Quantum spin models of commensurate $p$-wave magnets

TL;DR

This paper introduces a microscopic model for $p$-wave magnets, demonstrating how quantum fluctuations stabilize this phase and highlighting its potential for spintronic applications through finite spin accumulation.

Contribution

The work develops a Hubbard-based model showing the stabilization of $p$-wave magnetism via quantum fluctuations, linking it to real materials and spintronic phenomena.

Findings

Quantum fluctuations select the $p$-wave magnet as the ground state.

Finite spin accumulation via the Edelstein effect is observed.

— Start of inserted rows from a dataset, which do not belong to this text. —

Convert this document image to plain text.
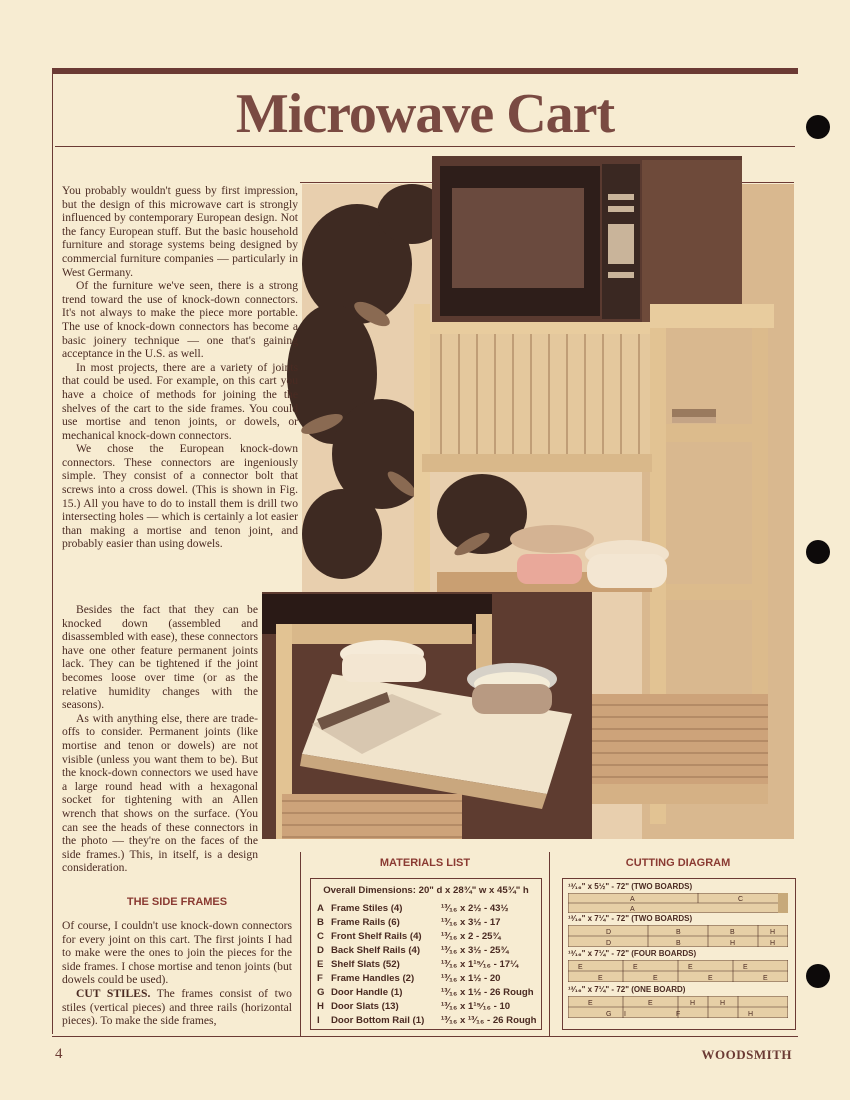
Microwave Cart

You probably wouldn't guess by first impression, but the design of this microwave cart is strongly influenced by contemporary European design. Not the fancy European stuff. But the basic household furniture and storage systems being designed by commercial furniture companies — particularly in West Germany.

Of the furniture we've seen, there is a strong trend toward the use of knock-down connectors. It's not always to make the piece more portable. The use of knock-down connectors has become a basic joinery technique — one that's gaining acceptance in the U.S. as well.

In most projects, there are a variety of joints that could be used. For example, on this cart you have a choice of methods for joining the the shelves of the cart to the side frames. You could use mortise and tenon joints, or dowels, or mechanical knock-down connectors.

We chose the European knock-down connectors. These connectors are ingeniously simple. They consist of a connector bolt that screws into a cross dowel. (This is shown in Fig. 15.) All you have to do to install them is drill two intersecting holes — which is certainly a lot easier than making a mortise and tenon joint, and probably easier than using dowels.

Besides the fact that they can be knocked down (assembled and disassembled with ease), these connectors have one other feature permanent joints lack. They can be tightened if the joint becomes loose over time (or as the relative humidity changes with the seasons).

As with anything else, there are trade-offs to consider. Permanent joints (like mortise and tenon or dowels) are not visible (unless you want them to be). But the knock-down connectors we used have a large round head with a hexagonal socket for tightening with an Allen wrench that shows on the surface. (You can see the heads of these connectors in the photo — they're on the faces of the side frames.) This, in itself, is a design consideration.

THE SIDE FRAMES

Of course, I couldn't use knock-down connectors for every joint on this cart. The first joints I had to make were the ones to join the pieces for the side frames. I chose mortise and tenon joints (but dowels could be used).

CUT STILES. The frames consist of two stiles (vertical pieces) and three rails (horizontal pieces). To make the side frames,

MATERIALS LIST
Overall Dimensions: 20" d x 28¾" w x 45¾" h
A Frame Stiles (4)	¹³⁄₁₆ x 2½ - 43½
B Frame Rails (6)	¹³⁄₁₆ x 3½ - 17
C Front Shelf Rails (4) ¹³⁄₁₆ x 2 - 25¾
D Back Shelf Rails (4) ¹³⁄₁₆ x 3½ - 25¾
E Shelf Slats (52)	¹³⁄₁₆ x 1¹⁵⁄₁₆ - 17¼
F Frame Handles (2)	¹³⁄₁₆ x 1½ - 20
G Door Handle (1)	¹³⁄₁₆ x 1½ - 26 Rough
H Door Slats (13)	¹³⁄₁₆ x 1¹⁵⁄₁₆ - 10
I	Door Bottom Rail (1) ¹³⁄₁₆ x ¹³⁄₁₆ - 26 Rough
CUTTING DIAGRAM
¹³⁄₁₆" x 5½" - 72" (TWO BOARDS)
A	C
A
¹³⁄₁₆" x 7¼" - 72" (TWO BOARDS)
D	B	B	H
D	B	H	H
¹³⁄₁₆" x 7¼" - 72" (FOUR BOARDS)
E	E	E	E
E	E	E	E
¹³⁄₁₆" x 7¼" - 72" (ONE BOARD)
E	E	H	H
G I	F	H
4	WOODSMITH
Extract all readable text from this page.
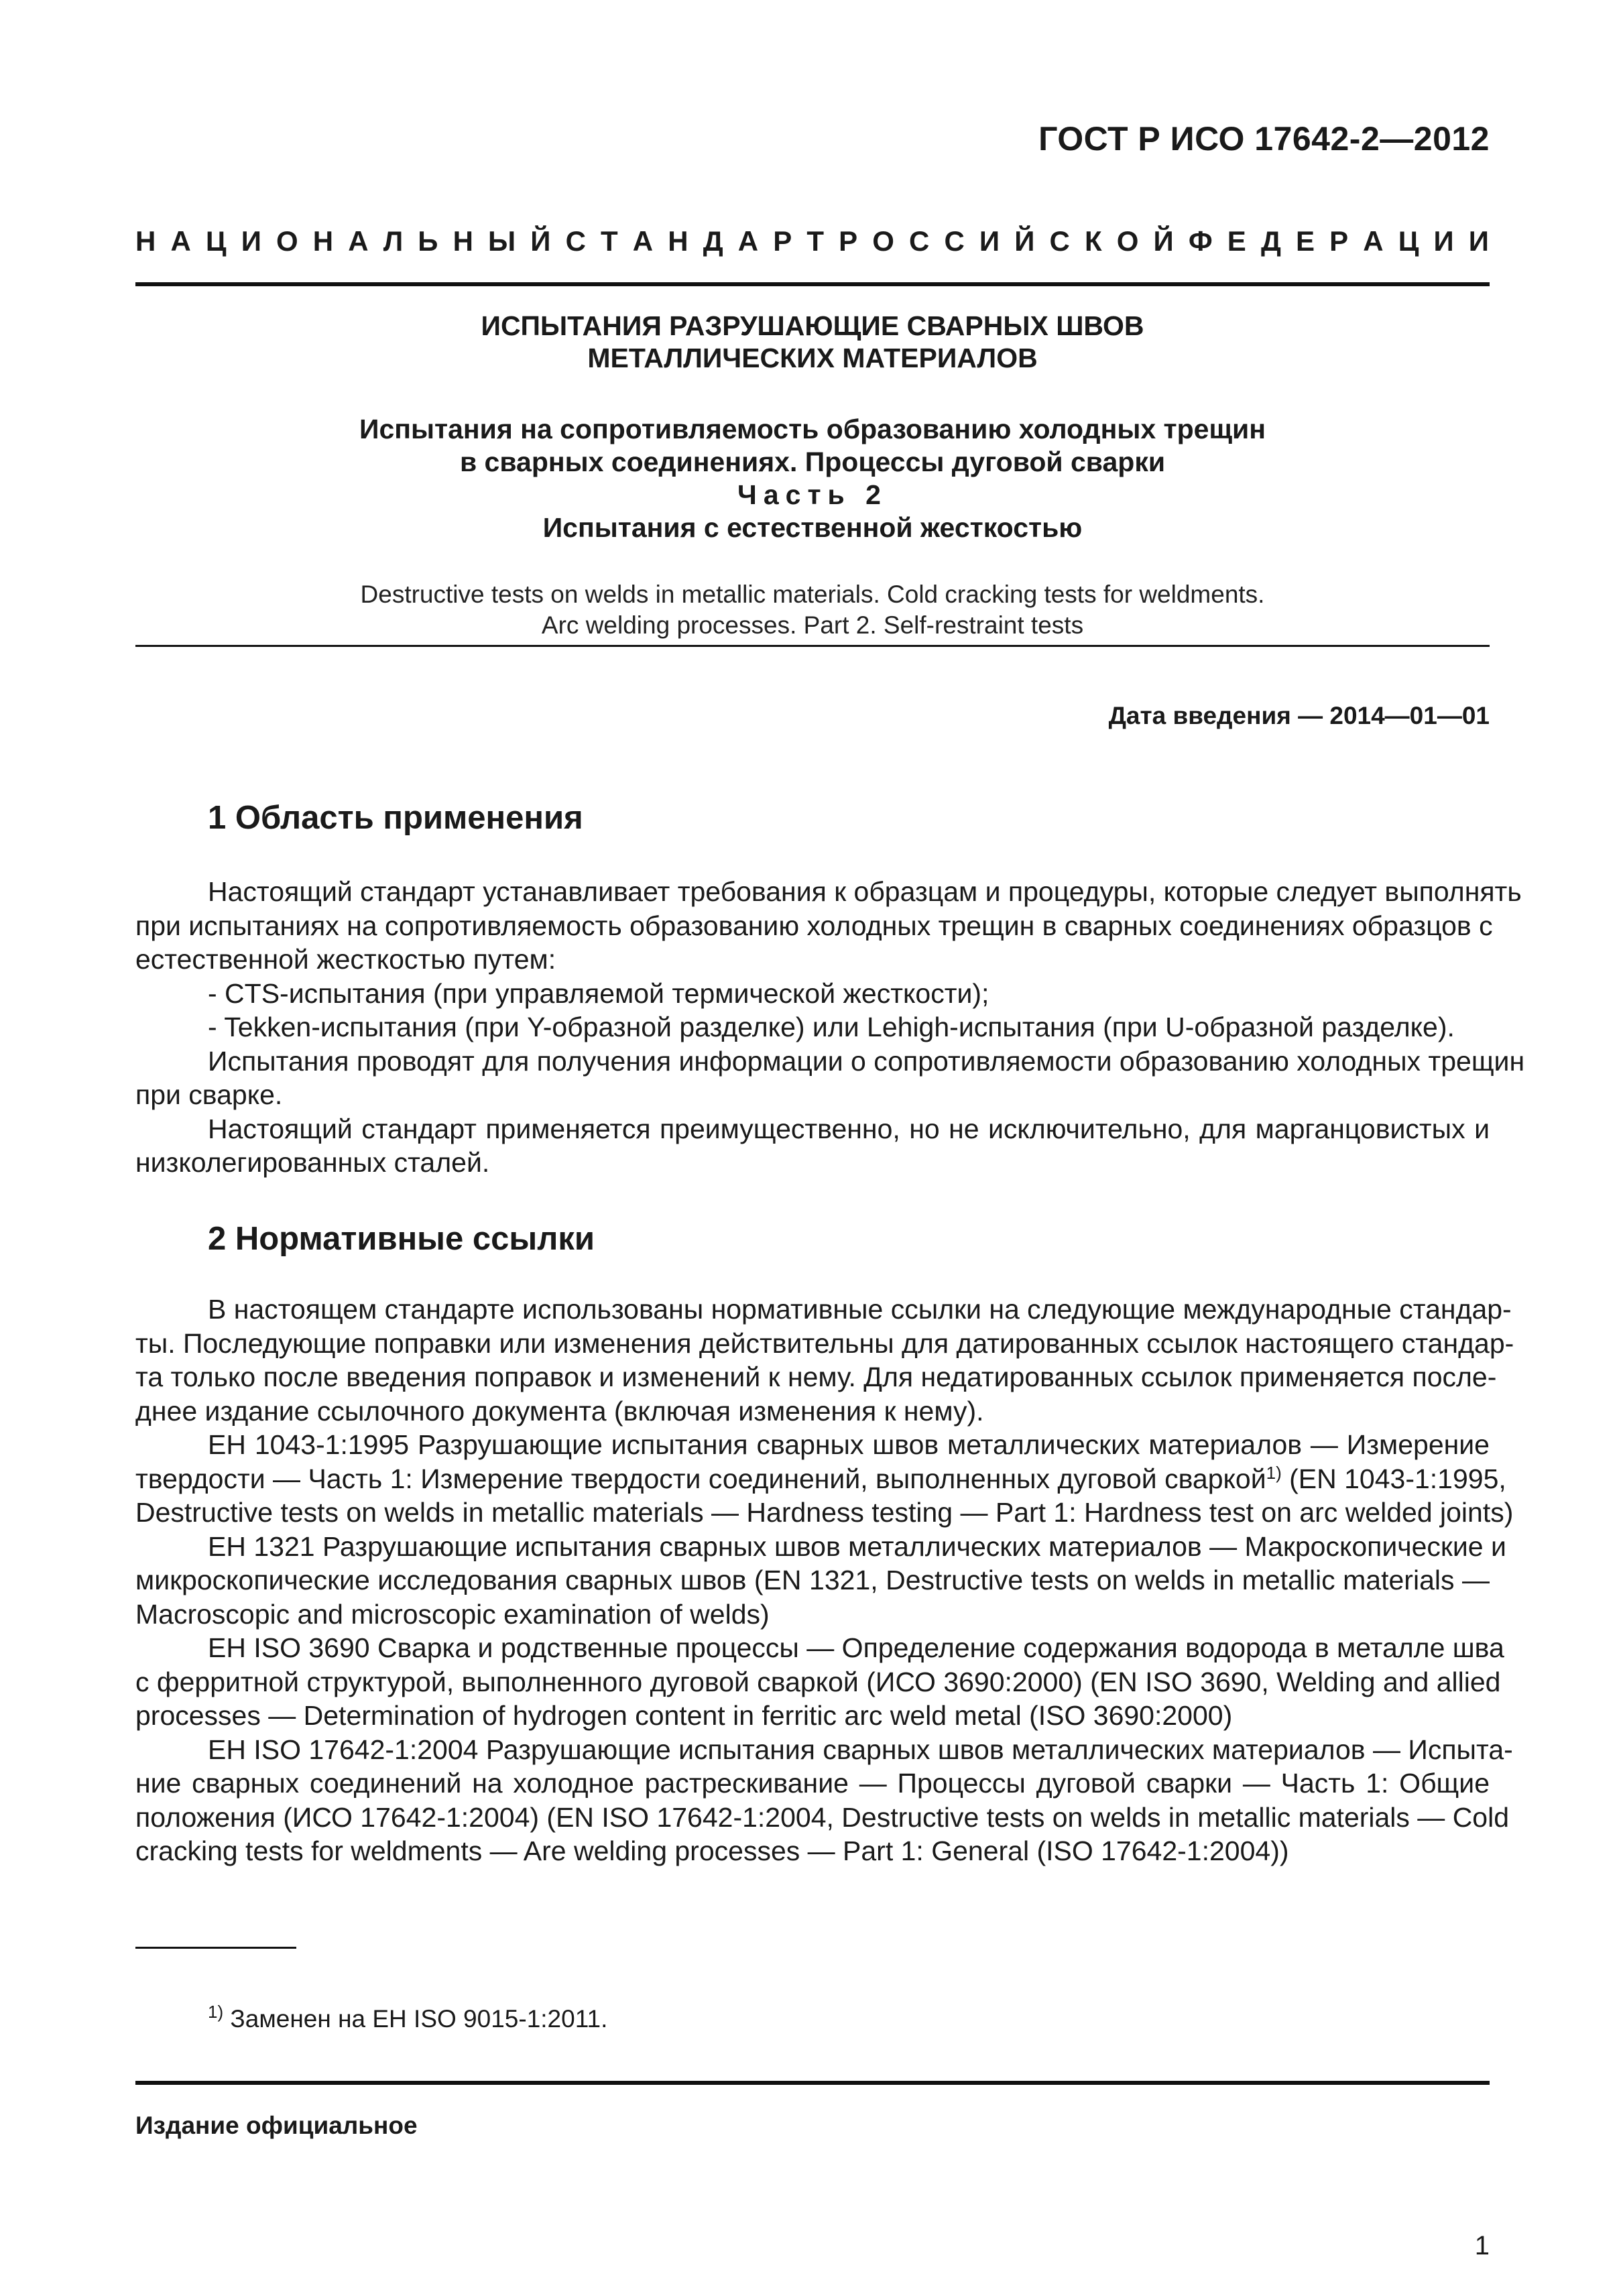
ГОСТ Р ИСО 17642-2—2012
Н А Ц И О Н А Л Ь Н Ы Й С Т А Н Д А Р Т Р О С С И Й С К О Й Ф Е Д Е Р А Ц И И
ИСПЫТАНИЯ РАЗРУШАЮЩИЕ СВАРНЫХ ШВОВ
МЕТАЛЛИЧЕСКИХ МАТЕРИАЛОВ
Испытания на сопротивляемость образованию холодных трещин
в сварных соединениях. Процессы дуговой сварки
Часть 2
Испытания с естественной жесткостью
Destructive tests on welds in metallic materials. Cold cracking tests for weldments.
Arc welding processes. Part 2. Self-restraint tests
Дата введения — 2014—01—01
1 Область применения
Настоящий стандарт устанавливает требования к образцам и процедуры, которые следует выполнять
при испытаниях на сопротивляемость образованию холодных трещин в сварных соединениях образцов с
естественной жесткостью путем:
- CTS-испытания (при управляемой термической жесткости);
- Tekken-испытания (при Y-образной разделке) или Lehigh-испытания (при U-образной разделке).
Испытания проводят для получения информации о сопротивляемости образованию холодных трещин
при сварке.
Настоящий стандарт применяется преимущественно, но не исключительно, для марганцовистых и
низколегированных сталей.
2 Нормативные ссылки
В настоящем стандарте использованы нормативные ссылки на следующие международные стандар-
ты. Последующие поправки или изменения действительны для датированных ссылок настоящего стандар-
та только после введения поправок и изменений к нему. Для недатированных ссылок применяется после-
днее издание ссылочного документа (включая изменения к нему).
ЕН 1043-1:1995 Разрушающие испытания сварных швов металлических материалов — Измерение
твердости — Часть 1: Измерение твердости соединений, выполненных дуговой сваркой$^{1)}$ (EN 1043-1:1995,
Destructive tests on welds in metallic materials — Hardness testing — Part 1: Hardness test on arc welded joints)
ЕН 1321 Разрушающие испытания сварных швов металлических материалов — Макроскопические и
микроскопические исследования сварных швов (EN 1321, Destructive tests on welds in metallic materials —
Macroscopic and microscopic examination of welds)
EH ISO 3690 Сварка и родственные процессы — Определение содержания водорода в металле шва
с ферритной структурой, выполненного дуговой сваркой (ИСО 3690:2000) (EN ISO 3690, Welding and allied
processes — Determination of hydrogen content in ferritic arc weld metal (ISO 3690:2000)
ЕН ISO 17642-1:2004 Разрушающие испытания сварных швов металлических материалов — Испыта-
ние сварных соединений на холодное растрескивание — Процессы дуговой сварки — Часть 1: Общие
положения (ИСО 17642-1:2004) (EN ISO 17642-1:2004, Destructive tests on welds in metallic materials — Cold
cracking tests for weldments — Are welding processes — Part 1: General (ISO 17642-1:2004))
$^{1)}$ Заменен на ЕН ISO 9015-1:2011.
Издание официальное
1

Relevance to honeycomb magnets like Ni$_2$Mo$_3$O$_8$ is discussed.

Abstract

The $p$-wave magnet has emerged as a new type of magnetism exhibiting odd-parity, time-reversal-symmetric spin splitting in momentum space, and has attracted considerable interest as a promising platform for spintronic applications. However, the theoretical understanding of the fundamental mechanism responsible for stabilizing this phase remains limited. In this work, we identify a microscopic interacting model that realizes the $p$-wave magnet as its ground state. We first introduce a Hubbard model and derive the corresponding low-energy spin Hamiltonian. At the classical level, we find that the $p$-wave magnet is stabilized but remains energetically degenerate with competing noncoplanar states. Quantum fluctuations lift this degeneracy, selecting the $p$-wave magnet as the unique ground state. The resulting electronic structure exhibits finite spin accumulation via the Edelstein effect, highlighting the potential of $p$-wave magnetism for spintronic applications. We further discuss the relevance of our theory to quasi-two-dimensional honeycomb magnets such as Ni$_2$Mo$_3$O$_8$. Our findings establish the possibility of spontaneous $p$-wave magnetism.